Reading about Mom and Dad Felt Wonderful

Great Job, Mom! – Holman Wang, Tundra Books, 2019
Great Job, Dad! – Holman Wang, Tundra Books, 2019

Great Job Dad.jpgGreat Job Mom.jpg

Artist and author Holman Wang’s two companion volumes describe the phenomenal talents and brilliant multitasking of an ordinary mom and an ordinary dad. The books are immersive, as readers enter a tiny world of exquisitely crafted felt figures and their accompanying accessories.  Here is what the books are not: gimmicky.  If you are at all skeptical that 1:6 scale figures produced by needle-felting, a process which the author accurately terms “a painstaking process,” offers a warm and authentic perspective on parenting, read the books!  Both books feature a perfect balance of miniature detail and the “big picture” of a child’s sense of security in a super-competent and loving parent.

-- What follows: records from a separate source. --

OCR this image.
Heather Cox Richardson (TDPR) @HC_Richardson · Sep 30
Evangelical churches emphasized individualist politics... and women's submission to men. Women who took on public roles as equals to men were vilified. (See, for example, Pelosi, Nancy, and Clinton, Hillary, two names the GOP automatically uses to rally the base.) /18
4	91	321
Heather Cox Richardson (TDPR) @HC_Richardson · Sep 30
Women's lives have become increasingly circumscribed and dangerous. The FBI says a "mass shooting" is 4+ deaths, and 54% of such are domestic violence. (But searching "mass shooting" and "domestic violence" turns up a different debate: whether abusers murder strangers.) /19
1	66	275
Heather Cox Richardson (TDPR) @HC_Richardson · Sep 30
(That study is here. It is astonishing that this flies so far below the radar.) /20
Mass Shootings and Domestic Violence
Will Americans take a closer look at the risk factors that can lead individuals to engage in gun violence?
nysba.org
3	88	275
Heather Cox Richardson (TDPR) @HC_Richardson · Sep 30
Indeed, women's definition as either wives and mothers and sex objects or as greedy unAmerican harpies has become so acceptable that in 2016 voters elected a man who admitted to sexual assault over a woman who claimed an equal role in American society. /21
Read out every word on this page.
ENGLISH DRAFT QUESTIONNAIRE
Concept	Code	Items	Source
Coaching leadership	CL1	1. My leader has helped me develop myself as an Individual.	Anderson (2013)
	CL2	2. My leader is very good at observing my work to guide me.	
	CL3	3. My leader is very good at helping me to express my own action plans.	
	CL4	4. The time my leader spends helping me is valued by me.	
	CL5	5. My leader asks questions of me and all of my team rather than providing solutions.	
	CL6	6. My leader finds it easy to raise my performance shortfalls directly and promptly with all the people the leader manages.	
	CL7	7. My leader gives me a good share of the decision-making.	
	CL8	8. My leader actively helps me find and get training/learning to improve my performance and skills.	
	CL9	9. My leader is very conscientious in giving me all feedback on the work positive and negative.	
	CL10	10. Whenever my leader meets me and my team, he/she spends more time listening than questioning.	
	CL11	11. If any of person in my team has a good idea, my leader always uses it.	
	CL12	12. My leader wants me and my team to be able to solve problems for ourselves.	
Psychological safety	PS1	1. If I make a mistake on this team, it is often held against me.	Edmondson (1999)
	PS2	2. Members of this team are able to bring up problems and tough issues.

In a “Behind the Scenes” section at the end of each book, Wang, the creator, along with his twin brother Jack, of the Cozy Classics board books, reveals the process behind his productions.  Comparing himself to a film director, he explains how, after having crafted his figures and made or located “pint-sized props,” he builds sets and photographs them, using the cinematic technique of “forced perspective.”  The intricacy of this process is reflected in the books’ illustrations, each one a completely realized scene of family life.

library dad

Each picture is accompanied by one brief page of text, an expression of gratitude for Mom and Dad’s many talents.  “By night he’s our librarian/with stacks of books piled high,” shows Dad with his arms around son and daughter, reading them bedtime stories from the impressive collection in their room.  The current selection is The Hockey Sweater, from 1985, Roch Carrier and Sheldon Cohen’s affectionate tribute to Canadian hockey. Other books lying on the quilt and gracing the shelves include The Wizard of Oz, Where the Wild Things Are, and The Book with No Pictures, linking generations and genres.  Even the quilt itself, decorated with Russian nesting dolls, is both literary and child-friendly.

judge dad

Now and then Dad has a tougher job: “He sometimes has to serve as judge/to find who’s in the wrong.” Arms crossed and looking more stern than in the other pictures, Dad has to adjudicate between two kids pointing the finger at one another over who made a mess at the picnic table, while the family dog, like a side figure in a Brueghel painting, goes after a bottle of ketchup and some fallen French fries.  Dad is also a chauffeur pushing a stroller, and an architect building a structure out of bridge chairs and a table.

mom actor

Mom is just as versatile. Her professions include curator of refrigerator artwork, and impromptu actor: “At times she has an actor’s flair–/without a line rehearsed.” What could have been the boring conclusion to a supermarket trip becomes a performance, as Mom turns a shopping bag into a pirate’s hat, a juice bottle into a spyglass, and a baguette into a sword.  Her kids are an appreciative audience.

 

mom journalist

And her journalism skills are not wasted when she captures her little girl’s playtime on a cell phone camera.  This mom is active and strong, concentrating with great focus on everything she does. Her search for socks in a laundry basket is as meaningful as an archeologist’s search for artifacts in a cave.

 

If you have never attempted to turn wool into felt figures, you may not realize that each figure, as Wang explained in a 2016 interview, may require between twenty and forty hours to complete.  The posing and photographing of the book’s scenes is an even longer investment in time.  On a much more modest scale, if you even try to experiment with the made-for-kids version of this art form as a hobby, with, for example, the wool felting book from the versatile Klutz series, you will realize how committed Wang must feel to this medium as the best way to illustrate the challenges of parenting.  Reading these books, which succeed in making a complex process look simple and natural, one can only tell the author, “Great job, Mr. Wang.”